(Bloomberg) -- President Donald Trump warned Congress not to fumble the chance to rewrite the U.S. tax code and reinvigorate the economy as he kicked off his effort to sell the American public on a tax plan.
“So this is our once-in-a generation opportunity to deliver real tax reform for everyday hard-working Americans,” Trump said during a speech Wednesday at a manufacturing plant in Springfield, Missouri. “I am fully committed to working with Congress to get this job done, and I don’t want to be disappointed by Congress -- do you understand me?”
In a speech that was light on detail, Trump put the onus on lawmakers to fulfill his call for reducing the tax burden on U.S. companies and workers.
The president has yet to sign a signature law of his own, and his attempt to repeal much of Obamacare, his predecessor’s signature accomplishment, ended in July with a spectacular defeat in the Senate.

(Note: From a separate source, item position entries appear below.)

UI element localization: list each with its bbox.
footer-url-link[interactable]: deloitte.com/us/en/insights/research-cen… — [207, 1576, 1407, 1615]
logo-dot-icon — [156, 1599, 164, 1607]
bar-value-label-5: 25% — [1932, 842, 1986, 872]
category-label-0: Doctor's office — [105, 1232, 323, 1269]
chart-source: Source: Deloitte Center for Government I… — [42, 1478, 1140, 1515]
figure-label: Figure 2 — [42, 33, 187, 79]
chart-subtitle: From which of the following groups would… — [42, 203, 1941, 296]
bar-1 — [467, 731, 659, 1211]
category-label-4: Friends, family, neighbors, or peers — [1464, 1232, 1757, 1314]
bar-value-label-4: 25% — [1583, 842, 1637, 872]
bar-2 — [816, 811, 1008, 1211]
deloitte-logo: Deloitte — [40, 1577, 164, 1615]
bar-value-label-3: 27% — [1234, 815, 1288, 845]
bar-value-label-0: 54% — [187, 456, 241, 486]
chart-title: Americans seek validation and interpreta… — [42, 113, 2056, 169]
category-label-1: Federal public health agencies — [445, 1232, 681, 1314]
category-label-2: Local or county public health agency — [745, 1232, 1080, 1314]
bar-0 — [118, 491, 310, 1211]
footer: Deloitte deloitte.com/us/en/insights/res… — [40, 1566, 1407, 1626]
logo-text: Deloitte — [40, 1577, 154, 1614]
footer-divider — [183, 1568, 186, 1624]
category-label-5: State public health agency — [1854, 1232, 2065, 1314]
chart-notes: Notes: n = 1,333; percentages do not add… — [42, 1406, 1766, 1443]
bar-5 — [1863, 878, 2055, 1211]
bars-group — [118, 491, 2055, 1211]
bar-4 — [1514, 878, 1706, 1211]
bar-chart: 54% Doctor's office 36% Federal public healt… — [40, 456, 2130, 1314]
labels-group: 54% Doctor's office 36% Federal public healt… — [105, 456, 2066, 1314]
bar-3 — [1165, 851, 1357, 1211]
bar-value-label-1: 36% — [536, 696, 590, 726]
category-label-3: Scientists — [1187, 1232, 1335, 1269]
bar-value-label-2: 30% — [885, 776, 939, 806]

Trump outlined four principles that he’s referred to before -- simplifying the tax code and closing loopholes that benefit wealthy Americans and special interests; slashing the corporate rate to create more jobs and higher wages; providing tax relief for middle-class families; and cutting the tax companies would pay to bring back the trillions of dollars in profit that they currently hold offshore.
He repeated his endorsement for a 15 percent corporate income tax rate, down from the current 35 percent. Though some economists have questioned whether it’s possible to achieve a rate that low, Trump stressed that workers would benefit as a result.
“We must reduce the tax rate on American businesses so they keep jobs in America, create jobs in America and compete for workers right here in America,” Trump said. “When businesses compete for labor, your wages will go up.”
Obstructing cuts
Slashing the rate for corporations and so-called pass-through entities to 15 percent could cost more than $2 trillion over 10 years.
If tax changes are to be permanent, then any cuts have to be accompanied by offsets such as the elimination of loopholes.
So far, White House officials and congressional leaders haven’t provided many details about ways to offset cuts, aside from eliminating state and local tax deductions.
The White House has said an overhaul of the tax code is essential for creating the kind of economic growth the president has promised his supporters, and the speech in Missouri represents the first step in what allies and opponents alike describe as an exceedingly ambitious legislative effort.
With regard to the corporate rate, Trump told his audience that Senator Claire McCaskill, a Missouri Democrat who faces re-election next year, must support cutting it. Otherwise, “you have to vote her out of office,” he said.
While advocating for bipartisanship and support for “pro-American tax reform,” the president also called out Democrats for “looking to obstruct tax cuts and tax reform, just like they obstructed so many other things including administrative appointments and health care.”
Tuesday meeting
Trump’s Treasury Secretary, Steve Mnuchin, and National Economic Council director, Gary Cohn, have been meeting as part of a group known colloquially as the Big Six in tax talks since the spring, but have yet to propose much in the way of specifics.
Other participants are the Republican leaders of the House and Senate, Paul Ryan and Mitch McConnell, respectively, and the Republican chairmen of the congressional tax-writing committees, Senator Orrin Hatch of Utah and Representative Kevin Brady of Texas.
Though Cohn has been leading the administration’s tax efforts, Trump didn’t mention him during Wednesday’s speech -- even though he singled out several administration officials who had accompanied him to Missouri.
Trump plans to meet with the Big Six at the White House on Tuesday and with Democratic and Republican congressional leaders on Wednesday, an administration official said.
One senior White House official said there would be ample time to discuss the specific points of the tax plan later, but that it was equally important to rally Americans behind the notion that changes would benefit the middle class.
The choice of Springfield, considered the birthplace of Route 66, was intended to underscore that a tax overhaul should benefit the Main Street America that thrived during the iconic highway’s heyday, a second White House official said.